Titre: Western Total
Resalisé par: moi, debut 2003
Materiel: une camera analogique branchée sur mon vieux powermac 8600, montage sur imovie (sous os9) sur le meme ordi.
Technique: image par image
Acteurs: playmobils (le cowboy, le cowboy mechant, le clodo qui a rien demandé)
Taille: 2 Mo
Format: .Mov
Durée: une minute...
Voir le film


----------



## tedy (14 Janvier 2006)

guigus31 a dit:
			
		

> bon jme lance... soyez indulgents c'est mon premier mini film... ca remonte a y'a 3 ans maintenant.
> à la base je l'ai fait pour essayer imovie, ce qui explique le scenario tres tres tres poussé et la qualité du montage... no coment!
> 
> Titre: Western Total
> ...



Bas ecoute la qualité n'est pas top mais c'est sympas egalement 
Pas du tout dans le même style que le premier  mais tout aussi interessant 
C'est con que j'ai mes exams à bosser.... Sinon j'aurai bien éssayé aussi :hein:


----------



## guigus31 (14 Janvier 2006)

ah oui c'est compressé a mort, a l'epoque y'avait pas l'adsl dans ma campagne... j'ai bien la verssion un peu mieux mais bon c'est sans trop d'interret c'etait vraiment fait a la va-vite.
en tout cas ce fil est prometeur si y'a du monde qui vien poster ca sera chouette! toune j'adore les trucs que tu fais, tes photos sont exelentes aussi!
++


----------



## Pochtroi (14 Janvier 2006)

Très bon début ! On croierait presque un grand classique 
On oublie presque le manque de vie des personnages !
Avec 3 playmobils, je trouve que tu t'es plutôt bien démerdé.

La course est lancée ...  !


----------



## Faribole (14 Janvier 2006)

Mr.Toune a dit:
			
		

> TITRE DU FILM : Les harengs sont cuits
> PROD : La Loutre et Mr.
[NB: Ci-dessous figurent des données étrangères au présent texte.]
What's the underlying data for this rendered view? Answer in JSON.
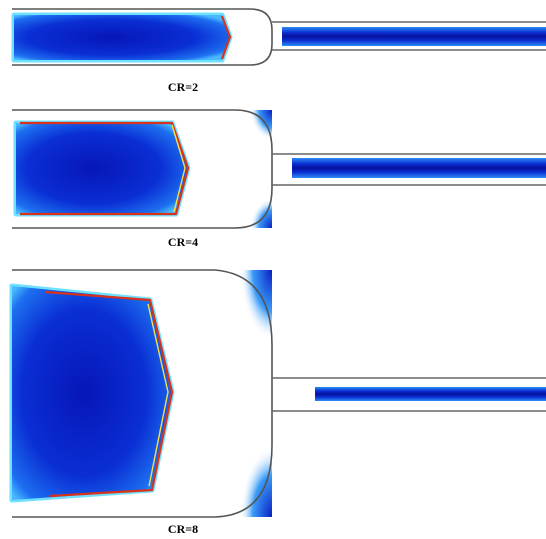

Toune
> REALISÉ PAR : Cl'em's, La Loutre et Mr. Toune
> DURÉE : Env. 8 minutes
> ...




Salut Mr Toune

Je n'arrive pas à trouver le lien actif pour télécharger ton film à partir de la page Rapid Share... Pas doué.


----------



## Mr.Toune (14 Janvier 2006)

Faribole a dit:
			
		

> Salut Mr Toune Je n'arrive pas à trouver le lien actif pour télécharger ton film à partir de la page Rapid Share... Pas doué.



Ben normallement, il te suffit de cliquer sur "cliquer ici" dans mon post. Je te redonne le lien si ca ne marche pas : http://rapidshare.de/files/11003506/Les_harengs_sont_cuits.mp4.html

Ensuite, tu cliques sur "free", tu patentes le temps du compte à rebours (Env. 30 sec) qu'on te donne un code en 3 lettres que tu dois rentrer dans une rubrique et tu fais "download"...

Si le compte à rebours n'apparait pas, c'est que trop de monde est en train de télécharger sur Rapidshare. Ressaye plus tard...


----------



## guigus31 (14 Janvier 2006)

ah ouais c'est un peu l'usine a gaz quoi...moi non plus j'avais pas compris comment falait faire pour voir ta video. j'irais voir demain pas le courage là...


----------



## Faribole (14 Janvier 2006)

Très bon ton film Mr. Toune ! Pour de l'impro, ça tient la route (c'est le cas de le dire...) !


----------



## Foguenne (15 Janvier 2006)

guigus31 a dit:
			
		

> ah ouais c'est un peu l'usine a gaz quoi...moi non plus j'avais pas compris comment falait faire pour voir ta video. j'irais voir demain pas le courage là...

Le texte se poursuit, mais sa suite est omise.